IV. Other duties as assigned
  • Fiscally responsible for maintaining operations within department budget.
  • Provides required reports as indicated and participates in special projects as needed.
  • Performs other duties as requested by the Vice President of Health Services.
Core Competencies:
  • Accountability: Takes responsibility for assigned work, following through to ensure goals are met or exceeded. Takes responsibility for decisions and/or actions in the job.
  • Leadership: Shows ability to take action to “get things done.” Sets achievable department and individual goals. Leads by example. Performs as a role model in meeting departmental standards. Able to influence the performance of others. Captures excitement and enthusiasm around a shared vision and department/company mission.
  • Coaching and Development: Provides regular performance feedback. Recognizes contributions. Motivates for increased results. Develops subordinates skills and encourages growth.
  • Communication: Maintains professional and positive interaction with physicians, offices, members and health plan staff. Presents information in a clear and concise format, ensuring mutual understanding through discussion, questions and feedback.
  • Cost-Effectiveness: Works within an approved budget. Conserves organizational resources. Develops and implements cost-savings measures. Contributes to the company’s profit and revenue.
  • Customer Service: Exceeds internal and external customer expectations by demonstrating understanding of customer/member needs to ensure effective delivery of a solution, product, or service that best fits their needs.
  • Planning and Implementation: Manages project team activities. Establishes tasks, priorities and stays on schedules. Involves appropriate resources in the planning forces and anticipates future needs. Schedules people, tasks, and delegates tasks appropriately.

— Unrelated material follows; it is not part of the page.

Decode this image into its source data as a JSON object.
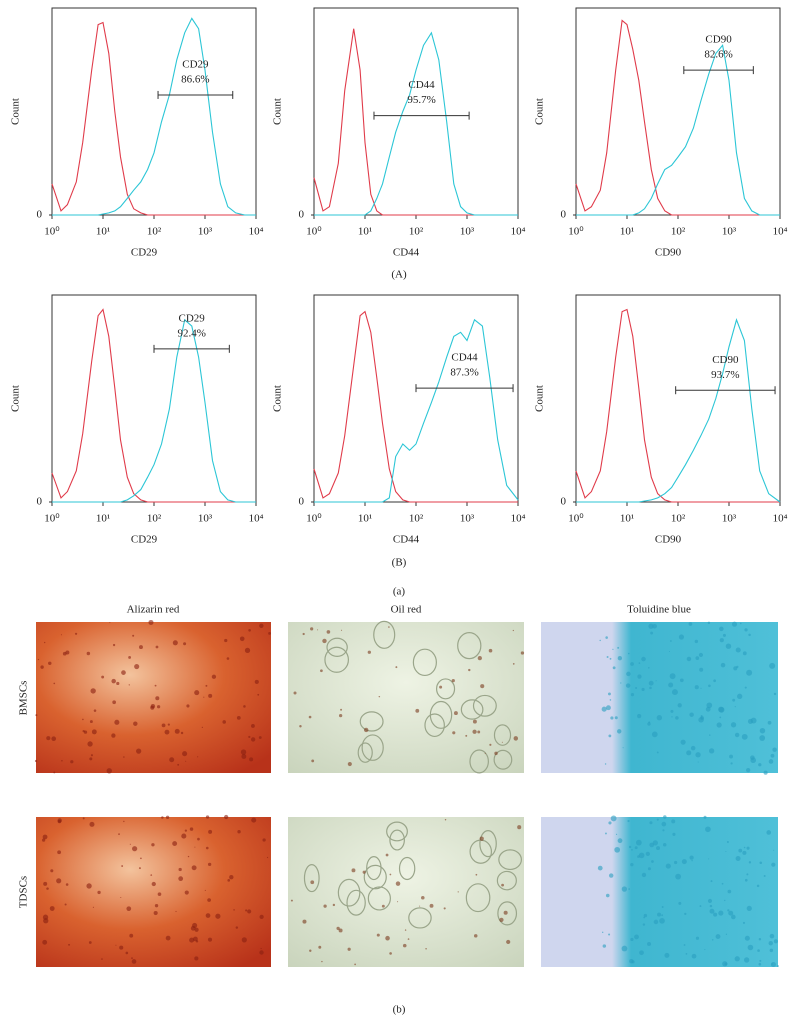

  • Productivity: Effectively and efficiently uses time and resources to achieve work-related goals, organizing activities according to priority and the need for coordination and cooperation with others.
  • Problem Resolution/Decision-Making: Applies considered judgment to make decisions within assigned job duties, based on critical analysis and evaluation of the situation, the options, and their implications to elicit a positive outcome. Promotes dialogue to seek resolution of conflicts or problems with others. Seeks and offers solutions to problems.
  • Strategic Planning: Effectively formulates broad strategies, tactics and action plans. Plans, implements and monitors achievement of strategic objectives. Anticipates future consequences and trends accurately. Identifies opportunities to move the company toward the vision.
  • Responsiveness to Change: Demonstrates an openness to new ideas and ways of working; adapts to changing needs and situations; approaches issues with an openness to change and a willingness to pursue different approaches to achieve a positive outcome.
  • Teamwork: Works cooperatively and collaboratively with others, contributes to the “team” in its broadest sense; encourages participation, commitment, and an active contribution from him/herself and others in the pursuit of common goals. Actively seeks ways to apply knowledge and skills to help others.
  • Technical: Strong clinical knowledge, Health Plan benefits and requirements, State regulations regarding healthcare, CPT and ICD-9 coding, current contract requirements.
Minimum Qualifications
  • Registered nurse with current license in the state of practice.
  • B.S. in Nursing or other health related area preferred.
  • Minimum 4 years experience in utilization management, or other cost management programs required, preferably in managed care.
  • Three years experience in hospital-based nursing
  • Supervisory experience.
  • Must be a team player, have strong customer-service skills, problem solving skills, computer and analytical skills, and ability to multi-task in a fast-paced environment.